Mittendrin und trotzdem irgendwie außen vor wirkte Sebastian Vettel (32), der weiß: Mit pompösen Opernklängen alleine und Geistern der Vergangenheit gewinnt man keine WM gegen die nüchternen Technokraten von Mercedes und die Zeitgeist-Versteher von Red Bull.

Allein: Der Heppenheimer gab sich alle Mühe, bei dem Theater im Theater mitzumachen, aber so ganz gelang es ihm nicht. Er lächelte sein Unwohlsein locker weg, doch seine Körpersprache sprach aus, was sein extrem gespannter Ferrari-Zwirn vermittelte: Der vierfache Weltmeister fühlt sich nicht mehr so wohl bei Ferrari wie einst. Wie 2015 zum Beispiel, als er als neuer Messias nach Italien gekommen und entsprechend hofiert worden war. Als er noch fest im Sattel des springenden Pferds saß und sein damaliger Teamkollege Kimi Räikkönen als edler Steigbügelhalter des Heppenheimers galt.

Vettel weiß: Seine Zeit bei den Italienern neigt sich dem Ende entgegen. Ferrari hat mit Charles Leclerc einen neuen Heilsbringer gefunden, dem die Zukunft gehört. Als Fiat- und Ferrari-Chef John Elkann ihm also die italienische Nationalflagge umhängen wollte, ließ er sie sofort hinter seinem Rücken verschwinden. Dieser kleine Reflex, der nicht dem Drehbuch der Veranstaltung entsprach, war ehrlicher, als das Theater drumherum und er zeigte: Die Flitterwochen mit seiner Jugendliebe Ferrari, die sein Vorbild Michael Schumacher mit fünf WM-Titeln in Folge von 2000 bis 2004 zumindest in der Statistik unsterblich machte, sind längst vorbei.

Vettel weiß: Er gilt als Auslaufmodell in Rot. Ferrari-Liebling Leclerc repräsentiert die Zukunft der Scuderia. Der neue Fünf-Jahres-Vertrag, den Ferrari dem Monegassen vor kurzem offerierte, war nur der letzte Beweis dafür.

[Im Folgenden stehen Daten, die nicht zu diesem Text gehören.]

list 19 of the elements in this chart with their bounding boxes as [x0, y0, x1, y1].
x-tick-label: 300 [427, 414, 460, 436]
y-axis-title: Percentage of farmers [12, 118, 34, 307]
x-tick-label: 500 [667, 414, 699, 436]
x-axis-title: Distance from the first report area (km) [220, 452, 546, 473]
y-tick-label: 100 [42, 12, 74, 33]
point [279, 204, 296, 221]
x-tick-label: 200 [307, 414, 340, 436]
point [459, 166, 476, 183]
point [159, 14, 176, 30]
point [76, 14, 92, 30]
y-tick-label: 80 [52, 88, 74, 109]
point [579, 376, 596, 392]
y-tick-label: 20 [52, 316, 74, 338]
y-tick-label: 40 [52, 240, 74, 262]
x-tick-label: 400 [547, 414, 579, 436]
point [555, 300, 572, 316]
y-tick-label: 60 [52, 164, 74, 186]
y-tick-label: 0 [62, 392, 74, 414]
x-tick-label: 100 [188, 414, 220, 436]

Für Ferrari ist Vettel ein in die Jahre gekommenes Rennpferd, das viel Geld kostet. Und dem man 2020 noch den Gnadenhof gewährt, wenn er das macht, was Ferrari von ihm verlangt: keinen Ärger und schön für den neuen Top-Jockey Charles Leclerc fahren, der auch noch der Ferrari-Fahrerakademie entspringt – und nicht für viel Geld wie ein Fremdenlegionär von Red Bull weggelockt wurde.

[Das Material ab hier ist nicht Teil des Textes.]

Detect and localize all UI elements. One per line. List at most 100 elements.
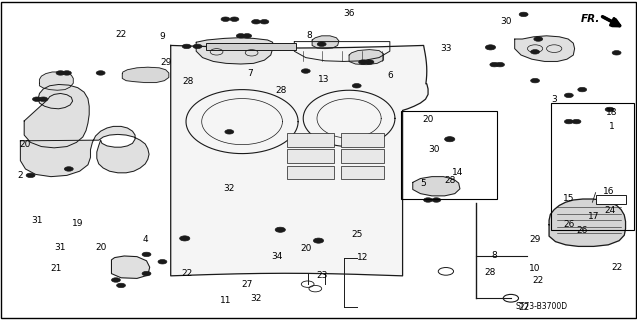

Vettel muss das Jahr jetzt irgendwie herumkriegen. Es wird schwer, Leclerc zu schlagen. Auch, weil der das Team hinter sich hat. Der Heppenheimer muss nun entscheiden: Entweder er kassiert noch mal richtig ab und verabschiedet sich dann aus der Formel 1. Oder er zeigt potentiellen Arbeitgebern wie McLaren oder sogar Mercedes, aus welchem Holz der Sohn eines Zimmermanns geschnitzt ist. Dazu gehört jedem Gegenwind standzuhalten und trotzdem Leistung zu bringen. Es wird alles andere als einfach für den bodenständigen und nicht politischen Hessen. Aber er kann es schaffen. Und das wünsche ich ihm auch.